El Senado ha corrido en auxilio de las monjas, de las arcas de la Iglesia, del patrimonio artístico

Menos suerte corrió, sin embargo, en los años setenta el convento de las bernardas de la calle de Sacramento, parcialmente derruido durante la Guerra Civil, pero que fue recompuesto luego para que, apenas 30 años más tarde, terminara convertido en apartamentos de lujo. No así su iglesia conventual, un valioso ejemplo del barroco madrileño, con una hermosa fachada de tres arcos y singular bajorrelieve en lo alto, que se salvó de la piqueta. Y es que al escaso celo protector de las bernardas que cambiaban de casa y de templo, y a cierta indiferencia de la iglesia diocesana, sobrada tal vez de lugares para la oración, respondió esta vez nada menos que el Ministerio de Defensa para garantizar al Santísimo Sacramento la permanencia de su templo y a los madrileños un ejemplo de su arquitectura que fuera acabado en 1744. El Gobierno la declaró monumento histórico-artístico nacional y el Servicio de Armamento y Construcciones de la Armada se ocupó de su restauración, a costa del presupuesto nacional, no para desacralizarla y dedicarla a dependencias ministeriales, sino para convertirla en iglesia arzobispal castrense en plena democracia, en 1979, año de los últimos acuerdos firmados entre España y la Santa Sede que consagran de hecho a este Estado como confesional.

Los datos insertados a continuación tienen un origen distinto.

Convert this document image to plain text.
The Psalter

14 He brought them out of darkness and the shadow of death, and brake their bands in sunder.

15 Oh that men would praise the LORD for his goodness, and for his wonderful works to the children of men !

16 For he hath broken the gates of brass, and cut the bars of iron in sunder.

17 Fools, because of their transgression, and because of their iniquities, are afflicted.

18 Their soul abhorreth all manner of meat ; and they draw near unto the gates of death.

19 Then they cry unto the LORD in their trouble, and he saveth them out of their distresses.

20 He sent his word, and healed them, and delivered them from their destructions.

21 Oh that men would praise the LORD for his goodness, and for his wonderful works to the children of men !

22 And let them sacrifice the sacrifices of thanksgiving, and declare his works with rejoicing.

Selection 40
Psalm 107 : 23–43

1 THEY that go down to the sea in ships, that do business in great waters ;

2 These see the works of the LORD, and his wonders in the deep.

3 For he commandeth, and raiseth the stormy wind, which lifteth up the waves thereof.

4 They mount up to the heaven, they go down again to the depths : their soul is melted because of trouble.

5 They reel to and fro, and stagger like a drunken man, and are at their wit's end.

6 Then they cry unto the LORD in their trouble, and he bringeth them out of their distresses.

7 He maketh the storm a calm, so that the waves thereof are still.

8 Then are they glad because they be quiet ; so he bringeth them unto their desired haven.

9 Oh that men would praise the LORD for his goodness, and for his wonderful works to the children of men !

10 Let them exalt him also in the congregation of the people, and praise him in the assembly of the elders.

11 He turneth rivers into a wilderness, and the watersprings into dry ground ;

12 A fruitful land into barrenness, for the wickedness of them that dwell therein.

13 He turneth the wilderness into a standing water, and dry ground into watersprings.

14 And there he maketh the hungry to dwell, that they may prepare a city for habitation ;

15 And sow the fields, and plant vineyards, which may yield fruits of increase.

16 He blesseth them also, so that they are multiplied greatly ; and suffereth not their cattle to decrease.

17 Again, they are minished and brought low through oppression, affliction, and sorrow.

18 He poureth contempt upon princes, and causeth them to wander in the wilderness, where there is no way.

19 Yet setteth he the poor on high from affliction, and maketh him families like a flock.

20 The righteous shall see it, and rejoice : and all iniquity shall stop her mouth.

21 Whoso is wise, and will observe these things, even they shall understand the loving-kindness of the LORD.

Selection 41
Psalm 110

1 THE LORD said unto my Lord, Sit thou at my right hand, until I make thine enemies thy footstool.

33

Madrid no sólo es la sede del arzobispado que ostenta Antonio María Rouco Varela; acoge también la de monseñor Francisco Pérez González, arzobispo castrense del Reino de España. Y la iglesia madrileña del Santísimo Sacramento, una especie de catedral que en lugar de canónigos tiene presbíteros con graduación militar, nos recuerda la existencia de unos funcionarios, pagados con nuestros impuestos, que son curas y soldados a la vez. No sé si la iglesia de los fieles uniformados que capitanea Pérez González se tiene por tan perseguida por el Gobierno que le paga como la de los católicos civiles, pero es inimaginable que se vea tentada a manifestarse en la calle con sus espadas y sus galones, al modo en que suele hacerlo la de Rouco Varela, porque la normativa militar impide intervenir en política a sus cargos. De todos modos, si siendo una misma iglesia parece una iglesia rara, lo que resulta más raro, sin duda, es el Estado que la sostiene. Pero no parece que entre los objetivos del nuevo Gobierno de Zapatero se halle acabar con rarezas como ésta. Ni sería extraño que el Estado siguiera en próximas legislaturas salvando iglesias en desuso para el ejercicio de la actividad de sus sacerdotes militares. Y es que no hay nada como tener a un laicista convencido al frente del Gobierno para saber qué le espera si con la Iglesia topa.